Our vision is for a time when we think as carefully about the way we get around everyday as we do about what we eat, how we dress, and how we furnish our homes. It’s not a utopian or unrealistic vision. In most modern cities in and outside the US, people make daily choices between trams, buses, walking, cars, trains, bikes, scooters, ferries, and other transportation alternatives. It’s mainly in the US where we default to the car as our basic mode of mobility.  Our vision is for a rush hour that looks more like what you see in Utrecht, Holland. We view bikes as design in motion.

Did you had the chance to be part of the team who designed the first PUBLIC Bike? And today what's your role concerning the design of PUBLIC bikes?
It truly takes a skilled mechanical engineer to design a bike. So as far as the mechanics of PUBLIC bikes I have little involvement. I pipe in when it is time to decide on bike colors and accessories. Once the product is complete, I spend my time designing the marketing campaigns that shape our brand and ultimately sell our products.

What defines good design for you and is there any designers or artists who has influenced you in a special way? 
Good design makes life easy. Ray & Charles Eames continue to inspire my work and philosophy.

The PUBLIC studio is beautiful. Is there a story you can share about this place?
Thank you. We love our headquarters and studio in South Park. The building has maintained a history of designer tenants. With high ceilings, hardwood floors, a large garage door, and sky lights it’s hard to imagine working anywhere else. We easily transform the space for events, film screenings, and a store during the day.

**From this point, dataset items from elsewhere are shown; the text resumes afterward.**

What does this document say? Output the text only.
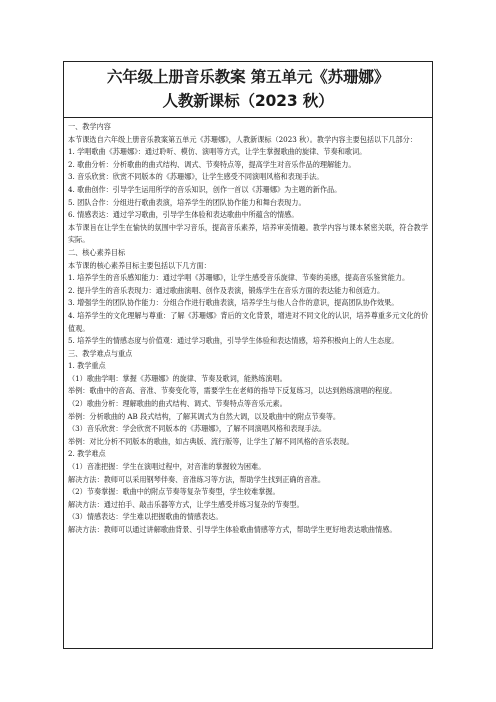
六年级上册音乐教案 第五单元《苏珊娜》
人教新课标（2023 秋）

一、教学内容

本节课选自六年级上册音乐教案第五单元《苏珊娜》，人教新课标（2023 秋）。教学内容主要包括以下几部分：

1. 学唱歌曲《苏珊娜》：通过聆听、模仿、演唱等方式，让学生掌握歌曲的旋律、节奏和歌词。

2. 歌曲分析：分析歌曲的曲式结构、调式、节奏特点等，提高学生对音乐作品的理解能力。

3. 音乐欣赏：欣赏不同版本的《苏珊娜》，让学生感受不同演唱风格和表现手法。

4. 歌曲创作：引导学生运用所学的音乐知识，创作一首以《苏珊娜》为主题的新作品。

5. 团队合作：分组进行歌曲表演，培养学生的团队协作能力和舞台表现力。

6. 情感表达：通过学习歌曲，引导学生体验和表达歌曲中所蕴含的情感。

本节课旨在让学生在愉快的氛围中学习音乐，提高音乐素养，培养审美情趣。教学内容与课本紧密关联，符合教学实际。

二、核心素养目标

本节课的核心素养目标主要包括以下几方面：

1. 培养学生的音乐感知能力：通过学唱《苏珊娜》，让学生感受音乐旋律、节奏的美感，提高音乐鉴赏能力。

2. 提升学生的音乐表现力：通过歌曲演唱、创作及表演，锻炼学生在音乐方面的表达能力和创造力。

3. 增强学生的团队协作能力：分组合作进行歌曲表演，培养学生与他人合作的意识，提高团队协作效果。

4. 培养学生的文化理解与尊重：了解《苏珊娜》背后的文化背景，增进对不同文化的认识，培养尊重多元文化的价值观。

5. 培养学生的情感态度与价值观：通过学习歌曲，引导学生体验和表达情感，培养积极向上的人生态度。

三、教学难点与重点

1. 教学重点

（1）歌曲学唱：掌握《苏珊娜》的旋律、节奏及歌词，能熟练演唱。

举例：歌曲中的音高、音准、节奏变化等，需要学生在老师的指导下反复练习，以达到熟练演唱的程度。

（2）歌曲分析：理解歌曲的曲式结构、调式、节奏特点等音乐元素。

举例：分析歌曲的 AB 段式结构，了解其调式为自然大调，以及歌曲中的附点节奏等。

（3）音乐欣赏：学会欣赏不同版本的《苏珊娜》，了解不同演唱风格和表现手法。

举例：对比分析不同版本的歌曲，如古典版、流行版等，让学生了解不同风格的音乐表现。

2. 教学难点

（1）音准把握：学生在演唱过程中，对音准的掌握较为困难。

解决方法：教师可以采用钢琴伴奏、音准练习等方法，帮助学生找到正确的音准。

（2）节奏掌握：歌曲中的附点节奏等复杂节奏型，学生较难掌握。

解决方法：通过拍手、敲击乐器等方式，让学生感受并练习复杂的节奏型。

（3）情感表达：学生难以把握歌曲的情感表达。

解决方法：教师可以通过讲解歌曲背景、引导学生体验歌曲情感等方式，帮助学生更好地表达歌曲情感。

Built in 1852, South Park was designed to be a residential community modeled after a square in London. Ebs and flows brought on by natural disasters and evolving commerce patterns continually transform the area. The dot com boom reshaped a then drug riddled park into a high-end desireable neighborhood. Today the park is sprinkled with boutique fashion designers, dot com headquarters, design firms, and French cafes, (even the Mexican restaurant is called Mexico Au Parc).

You have some very colorful paintings in your office where do they come from?
Glad you asked. The paintings come from CreativeGrowth, an Oakland based studio and exhibition space for adult artists with mental and physical disabilities. The artists have accomplished amazing feats such as retail display windows for Marc Jacobs, included in MoMA NY permanent collection, and an annual fashion show. It’s the most inspirational space I have ever entered. We like to support local organizations whenever possible. Plus we enjoy being surrounded by creativity and color.

How do you start your day and what does your daily routine looks like?
Morning is my favorite part of the day. I have the most energy right out of bed. While making tea and breakfast, I catch up on my favorite news feeds and blogs. I’ve recently been baking homemade biscuits with fresh jam. Pregnancy might have something to do with that!

Every day at the studio is a little different. I keep a well groomed marketing calendar so I know what is in the pipeline. Creativity flows best in open environments with feedback and breaks so I ususally have a few projects going simultaneously to stay inspired. A few times a year I spend the day out of the studio on an photo shoot adventure capturing the look and feel of PUBLIC.

Describe SF in 3 words
Beautiful. Delicious. Natural.

What is your favorite place to eat in SF?
That’s a tough question. Since I love pastries so much, I’ll say Tartine.

Thank you Sally for your time and your beautiful energy!! It was absolutely lovely to meet you!